I first met Arthur Chu, the “mad genius” cum “Jeopardy villain,” in an improv class with Washington Improv Theater back in 2011, several lifetimes ago in blogger years. Our roughly 12-person class met every Monday once a week for several months, and I remember thinking even then that he was much smarter than any of us, in that sort of geeky mastermind way that the world doesn’t always fully appreciate.
As it turns out, he is, and as it turns out, it does.
Chu angered the Internet trolls this week with his controversial Jeopardy strategy, which includes “ruining” the game by using an “evil” game-theory-inspired strategy to dominate his competition. So far he’s won $102,000 across four matches, appeared in a dozen-plus major media outlets, and has very little sympathy for the haters. Quoth Chu: “I have myself and my wife and our future family to think about, and I think it’s absolutely crazy that people would think it’s reasonable to ask me to give up a chance at winning tens of thousands of dollars — life-changing money, even after taxes — because some people on the Internet think it makes the game unpleasant to watch.”
His unconventional Jeopardy approach includes annoyingly aggressive buzzing, bouncing from one category to the next in search of Daily Doubles, and curbing his wager amounts in final wager Jeopardy to strategically tie his opponent. The method combines the teachings of former Jeopardy champion Keith Williams, who currently runs The Final Wager blog, and Chuck Forrest, who first invented the eponymous “Forrest Bounce” technique back in 1985 (for more on exactly how Chu cons the system, read this and then this). Mostly though, he’s just an extremely impressive know-it-all who’s fast with a buzzer.
That translates easily into his improv personality. Anyone who’s done any improv will be familiar with the “yes, and” rule, wherein you say “yes” to any ideas people offer you in a scene and you add to them creatively. Chu was always extremely adept at building momentum by taking scenes in interesting new directions. Sadly, I can’t remember specific examples anymore but I do remember thinking, “What?! How did he think of that?” Now, I suppose, I know: His brain moves really, really fast.
Chu has since moved to Broadview Heights, a suburb of Cleveland, but his smartypants-ness transcends even that distance. He follows me on Twitter and several times in just the past month, when I’ve tweeted one of my stories, he’s tweeted back at me with an alternative angle or an example I wish I’d thought to include.
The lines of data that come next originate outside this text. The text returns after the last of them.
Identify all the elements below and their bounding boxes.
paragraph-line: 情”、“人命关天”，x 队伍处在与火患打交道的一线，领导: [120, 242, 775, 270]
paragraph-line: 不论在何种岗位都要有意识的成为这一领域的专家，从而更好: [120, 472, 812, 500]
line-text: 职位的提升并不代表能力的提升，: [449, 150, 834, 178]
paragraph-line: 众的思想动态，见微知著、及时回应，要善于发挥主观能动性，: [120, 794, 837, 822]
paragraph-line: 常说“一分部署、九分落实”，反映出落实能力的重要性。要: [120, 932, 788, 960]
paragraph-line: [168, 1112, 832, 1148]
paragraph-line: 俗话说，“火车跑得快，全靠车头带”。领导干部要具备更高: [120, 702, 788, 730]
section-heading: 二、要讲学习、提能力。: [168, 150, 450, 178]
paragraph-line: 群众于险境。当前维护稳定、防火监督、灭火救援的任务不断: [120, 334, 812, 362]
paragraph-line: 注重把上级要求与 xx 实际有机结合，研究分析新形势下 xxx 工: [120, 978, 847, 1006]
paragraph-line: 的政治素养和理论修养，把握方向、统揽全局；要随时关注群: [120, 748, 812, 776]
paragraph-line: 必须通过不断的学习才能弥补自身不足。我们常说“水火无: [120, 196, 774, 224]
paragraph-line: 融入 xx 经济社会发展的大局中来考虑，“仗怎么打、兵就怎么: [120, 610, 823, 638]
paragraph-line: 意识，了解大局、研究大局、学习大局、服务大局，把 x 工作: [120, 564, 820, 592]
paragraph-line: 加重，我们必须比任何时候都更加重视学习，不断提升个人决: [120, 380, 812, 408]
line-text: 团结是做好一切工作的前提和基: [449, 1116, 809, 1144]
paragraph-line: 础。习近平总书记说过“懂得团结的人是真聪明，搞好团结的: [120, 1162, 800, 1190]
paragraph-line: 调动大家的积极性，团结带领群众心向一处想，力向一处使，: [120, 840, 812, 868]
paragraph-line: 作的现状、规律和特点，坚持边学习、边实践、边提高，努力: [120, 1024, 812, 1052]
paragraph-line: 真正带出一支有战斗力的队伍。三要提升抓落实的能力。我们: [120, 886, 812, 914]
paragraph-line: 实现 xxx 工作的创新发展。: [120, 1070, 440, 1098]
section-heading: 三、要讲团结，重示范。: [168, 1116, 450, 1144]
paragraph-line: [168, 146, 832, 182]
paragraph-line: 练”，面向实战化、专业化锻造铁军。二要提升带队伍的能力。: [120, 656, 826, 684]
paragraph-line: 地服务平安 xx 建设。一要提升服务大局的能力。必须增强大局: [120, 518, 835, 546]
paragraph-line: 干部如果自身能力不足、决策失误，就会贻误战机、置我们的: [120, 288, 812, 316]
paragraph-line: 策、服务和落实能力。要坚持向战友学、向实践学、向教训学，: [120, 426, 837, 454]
A few examples of our recent exchanges:
Why we got bored of the NSA story. Hint: rhymes with Shedward Slowden http://t.co/5KJqTwzlVi— Lucia Graves (@lucia_graves) January 22, 2014
@arthur_affect Dammit, that’s a good point! I should have included that.— Lucia Graves (@lucia_graves) January 22, 2014
@lucia_graves Every state should have bottom-of-the-barrel financial regulation to get credit card cos to move there?— Arthur Chu (@arthur_affect) January 23, 2014
@arthur_affect I need to hire you as a writing consultant.— Lucia Graves (@lucia_graves) January 23, 2014
He currently works in insurance compliance but has long aspired to be an actor. I wouldn’t have predicted that his first big television break would happen on Jeopardy, but in retrospect it makes sense.
He’ll return to the airwaves on Feb. 24 after the “Battle of the Decades,” a tournament in celebration of the game show’s 30th anniversary. Expect to see all the former Jeopardy champions, including one Richard Cordray of Consumer Financial Protection Bureau fame.